Israel has paid Britain £40,000 for the restoration of the Commonwealth War Graves cemetery in Gaza - but it is only half the sum the UK asked for.
The two countries have been in dispute since Operation Cast Lead, Israel's operation in Gaza in 2009. More than 3,500 soldiers, mainly from Britain, who died in the battles of the First World War, are buried in the cemetery.
In January 2009 the Commonwealth War Graves Commission (CWGC) said that Israeli shelling had damaged headstones at the cemetery, a charge which Israel denied.
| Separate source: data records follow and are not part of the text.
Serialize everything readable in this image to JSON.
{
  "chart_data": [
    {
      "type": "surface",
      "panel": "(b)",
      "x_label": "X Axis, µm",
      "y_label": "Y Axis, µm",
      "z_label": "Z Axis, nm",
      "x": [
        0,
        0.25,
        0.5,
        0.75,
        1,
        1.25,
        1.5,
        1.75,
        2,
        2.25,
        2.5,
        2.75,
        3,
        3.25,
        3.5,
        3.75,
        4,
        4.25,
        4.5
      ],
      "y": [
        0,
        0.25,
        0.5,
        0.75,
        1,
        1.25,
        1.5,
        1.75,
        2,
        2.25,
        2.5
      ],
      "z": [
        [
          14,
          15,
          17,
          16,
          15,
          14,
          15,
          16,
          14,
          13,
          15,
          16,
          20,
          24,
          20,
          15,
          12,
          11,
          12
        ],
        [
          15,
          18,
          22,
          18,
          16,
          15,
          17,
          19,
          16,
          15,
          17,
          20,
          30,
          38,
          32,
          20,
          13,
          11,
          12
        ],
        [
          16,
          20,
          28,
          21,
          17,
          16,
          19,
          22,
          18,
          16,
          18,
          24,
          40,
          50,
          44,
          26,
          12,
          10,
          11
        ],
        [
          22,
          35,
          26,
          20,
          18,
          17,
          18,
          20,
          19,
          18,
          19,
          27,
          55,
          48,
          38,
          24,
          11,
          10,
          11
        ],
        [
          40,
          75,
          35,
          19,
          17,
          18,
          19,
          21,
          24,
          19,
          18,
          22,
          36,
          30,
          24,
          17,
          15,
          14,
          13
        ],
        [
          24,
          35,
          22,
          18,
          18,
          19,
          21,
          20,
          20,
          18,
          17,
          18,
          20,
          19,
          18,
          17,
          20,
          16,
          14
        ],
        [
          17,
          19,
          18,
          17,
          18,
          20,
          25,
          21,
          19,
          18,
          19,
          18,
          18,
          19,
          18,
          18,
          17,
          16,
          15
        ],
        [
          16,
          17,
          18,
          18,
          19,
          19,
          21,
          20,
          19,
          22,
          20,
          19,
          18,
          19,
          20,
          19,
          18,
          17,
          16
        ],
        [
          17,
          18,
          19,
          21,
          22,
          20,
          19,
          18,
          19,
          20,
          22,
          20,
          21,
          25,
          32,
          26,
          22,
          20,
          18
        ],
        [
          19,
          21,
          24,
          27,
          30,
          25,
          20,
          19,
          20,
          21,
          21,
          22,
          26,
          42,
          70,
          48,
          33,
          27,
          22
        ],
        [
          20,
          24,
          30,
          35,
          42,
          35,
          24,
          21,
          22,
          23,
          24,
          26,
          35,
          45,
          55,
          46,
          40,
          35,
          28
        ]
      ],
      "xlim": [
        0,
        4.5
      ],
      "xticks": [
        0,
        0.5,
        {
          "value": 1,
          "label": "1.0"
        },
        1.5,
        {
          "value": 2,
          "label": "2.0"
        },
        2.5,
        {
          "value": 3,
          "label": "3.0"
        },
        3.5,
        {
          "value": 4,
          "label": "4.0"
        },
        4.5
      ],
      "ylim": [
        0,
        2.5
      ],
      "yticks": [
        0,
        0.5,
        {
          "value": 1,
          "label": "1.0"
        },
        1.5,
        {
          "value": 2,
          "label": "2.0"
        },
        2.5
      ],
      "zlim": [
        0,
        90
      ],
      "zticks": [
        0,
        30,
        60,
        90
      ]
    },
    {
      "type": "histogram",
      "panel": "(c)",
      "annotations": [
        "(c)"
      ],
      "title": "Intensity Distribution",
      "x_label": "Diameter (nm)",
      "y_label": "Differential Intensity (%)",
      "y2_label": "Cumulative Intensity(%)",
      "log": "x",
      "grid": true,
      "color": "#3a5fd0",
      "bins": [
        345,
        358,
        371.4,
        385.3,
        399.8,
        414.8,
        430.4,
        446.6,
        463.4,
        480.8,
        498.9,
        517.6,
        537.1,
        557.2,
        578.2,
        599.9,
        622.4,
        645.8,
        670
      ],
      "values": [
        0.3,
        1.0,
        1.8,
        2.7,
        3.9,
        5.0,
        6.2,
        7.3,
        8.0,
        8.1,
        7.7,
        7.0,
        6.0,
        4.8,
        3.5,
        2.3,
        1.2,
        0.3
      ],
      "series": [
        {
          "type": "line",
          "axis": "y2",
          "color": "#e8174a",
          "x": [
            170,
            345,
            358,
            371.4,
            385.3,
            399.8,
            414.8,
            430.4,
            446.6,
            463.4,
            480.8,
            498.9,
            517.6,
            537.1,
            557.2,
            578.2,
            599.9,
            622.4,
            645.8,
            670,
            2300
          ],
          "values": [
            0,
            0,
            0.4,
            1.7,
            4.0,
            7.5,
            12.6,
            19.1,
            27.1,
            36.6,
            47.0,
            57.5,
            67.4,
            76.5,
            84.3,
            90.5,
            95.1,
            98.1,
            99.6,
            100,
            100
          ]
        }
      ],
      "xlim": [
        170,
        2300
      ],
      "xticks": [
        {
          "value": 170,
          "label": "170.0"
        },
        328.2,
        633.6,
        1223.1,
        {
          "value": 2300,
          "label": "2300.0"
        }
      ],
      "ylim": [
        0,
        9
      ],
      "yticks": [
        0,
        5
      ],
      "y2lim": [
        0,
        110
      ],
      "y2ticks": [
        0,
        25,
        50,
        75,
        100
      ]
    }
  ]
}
Peter Francis, a spokesman for the CWGC, said: "Gaza War Cemetery was damaged in 2009 when shells fell in the cemetery. Some structures were hit, turf was gouged and scorched and more than 350 headstones were damaged, some of them beyond repair."
Three years earlier there was also damage to the Gaza cemetery, and Israel compensated Britain. But the 2009 events led to a prolonged dispute between the two countries. The CWGC, one of whose commissioners is Princess Anne's husband, Vice-Admiral Sir Tim Laurence, said the damage caused amounted to £84,000. It carried out repairs and has been trying to recoup the costs from Israel since.
But a spokesman for the Defence Ministry said there was "no clear evidence" as to what caused the Gaza cemetery problems, saying there were a variety of other reasons, such as Palestinian shooting, detonated ammunition in the area, vandalism, and even the natural ageing of the headstones.
On October 27 the legal adviser of the Defence Ministry, Ahaz Ben-Ari, held a meeting in Tel Aviv with Colonel Philip Stack, the military attaché at the British embassy. An ex gratia payment of £40,000, in recognition of "the good relations between Israel and Britain, and out of respect for the soldiers in the cemetery and our values as a nation," was offered to Britain.
Last week, Britain accepted. The money is now in the CWGC bank account.